Some days, I wish we could go back
By Bill Fox/Columnist
I was watching the movie Back To The Future recently and noticed when Michael J. Fox went back to 1955, a car pulling into a gas station had three attendants coming out to serve. What a great new idea! One cleaned the windows and checked the oil, one checked the air pressure in the tires and one filled the tank with gas.
Recently I had to put air into one of my tires. Have you had this experience? I was taken aback to find that you must now put in $1 to get the air compressor to work! What happened to free air to fill your tires? How does the really elderly cope with this? I think we might be heading in the wrong direction here.
Likewise, I was reading about part of the reason we have so much youth unemployment. In our greed, we have outsourced much of the work that used to be done in Canada to countries such as China. I wish we could go back to the days, when we would pay a little more to know that the quality of workmanship was Canadian.
I wish we could go back to:
– speaking to real people when you phone a company without having to press all the numbers to get to speak with the appropriate customer relation expert.

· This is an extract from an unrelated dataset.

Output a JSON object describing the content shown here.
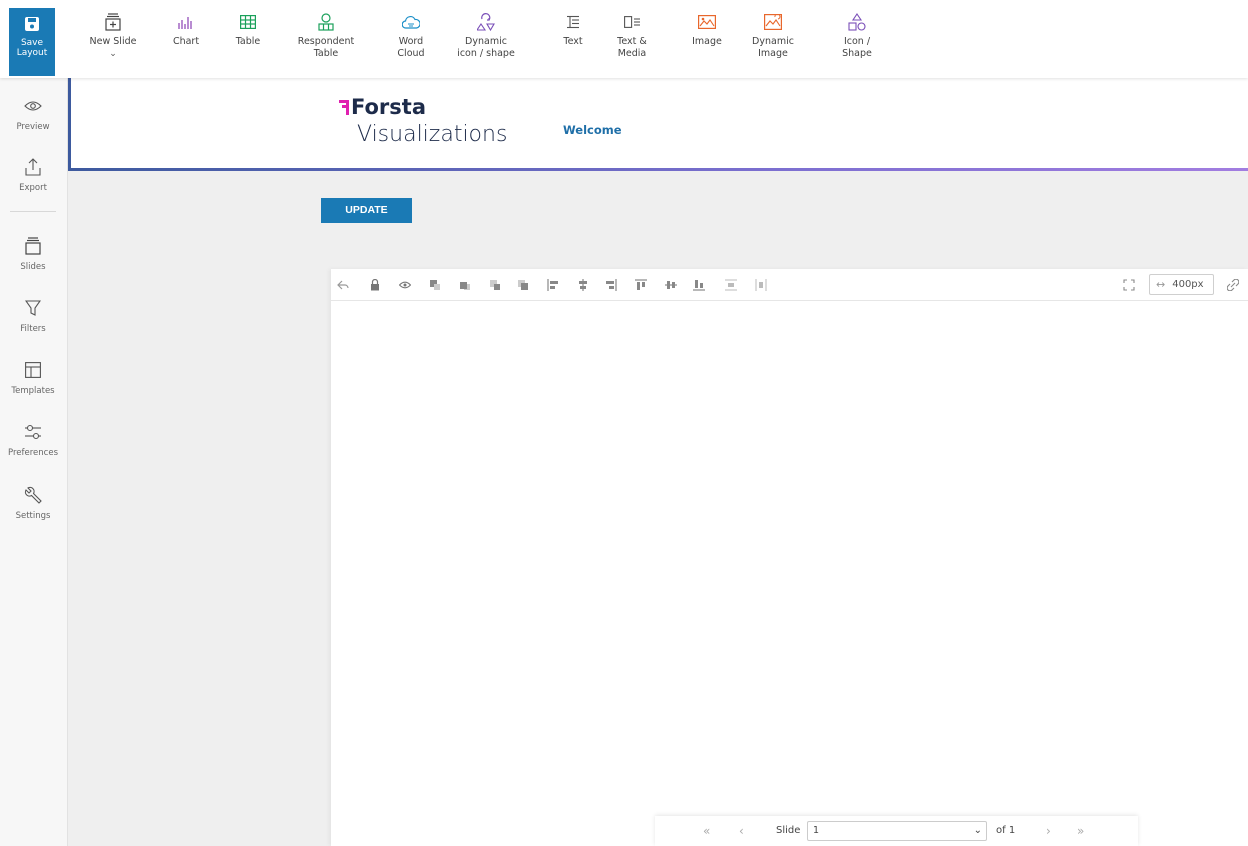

– actually speaking to someone from Canada about your problem. I had a problem recently and asked the person I finally got through to if they were in the Philippines. She laughed and said no, she was in Jamaica! I didn’t really find that so funny.
– the days when politicians kept their promises. I’m becoming so frustrated with our prime minister, Stephen Harper and his broken promises. In 2008, Harper promised senate reforms like having an elected senate and pledged that “all appointments would be made on merit-based requirements.” Now more than 10 current or retired Conservative-appointed senators are being investigated for various abuses of their positions. Another broken promise was a balanced budget this year, but we now learn, according to the parliamentary budget officer that there will be a $1-billion budget deficit in 2015!
– when politicians’ first priority was trying to help and improve the lives of all our citizens, not just their supporters! Today, many politicians of all stripes, in all levels of government, seem most concerned with being re-elected.
– less greed in the oil industry. You do the math: when a barrel of oil is about 160 litres and the current cost of a barrel is less than $50, why are we still paying well over one dollar a litre at the pumps?
– the days when their seemed to be less monopolies and collusion. You don’t notice our local gas stations with much difference in prices do you? Doesn’t seem to be any real competition that would benefit the consumer. Likewise Bell Canada seems to have so much influence on our lives and thought. BCE Inc., formerly known as Bell Canada Enterprises, owns Bell Media, which operates the CTV network. As well BCE, owns 18 per cent of the Montreal Canadiens and a 37.5 per cent interest in Maple Leaf Sports and Entertainment, owner of several losing Toronto professional sports franchises. You could spend lots of time looking at everything that Bell Media owns and controls from TV and radio stations and specialty channels to magazines, etc.
– the days of less violence and no guns in homes except for hunting rifles.
– the days when churches spoke to people and challenged us to live more wholesome lives built on faith, hope and charity…and people listened!
– when money didn’t influence and speak to us so much. Do you think anyone would be listening to Donald Trump if he weren’t rich?
– when it didn’t take enormous amounts of money to run for political office, and elected officials could vote freely on what they felt, instead of being dictated to how they had to vote on certain issues.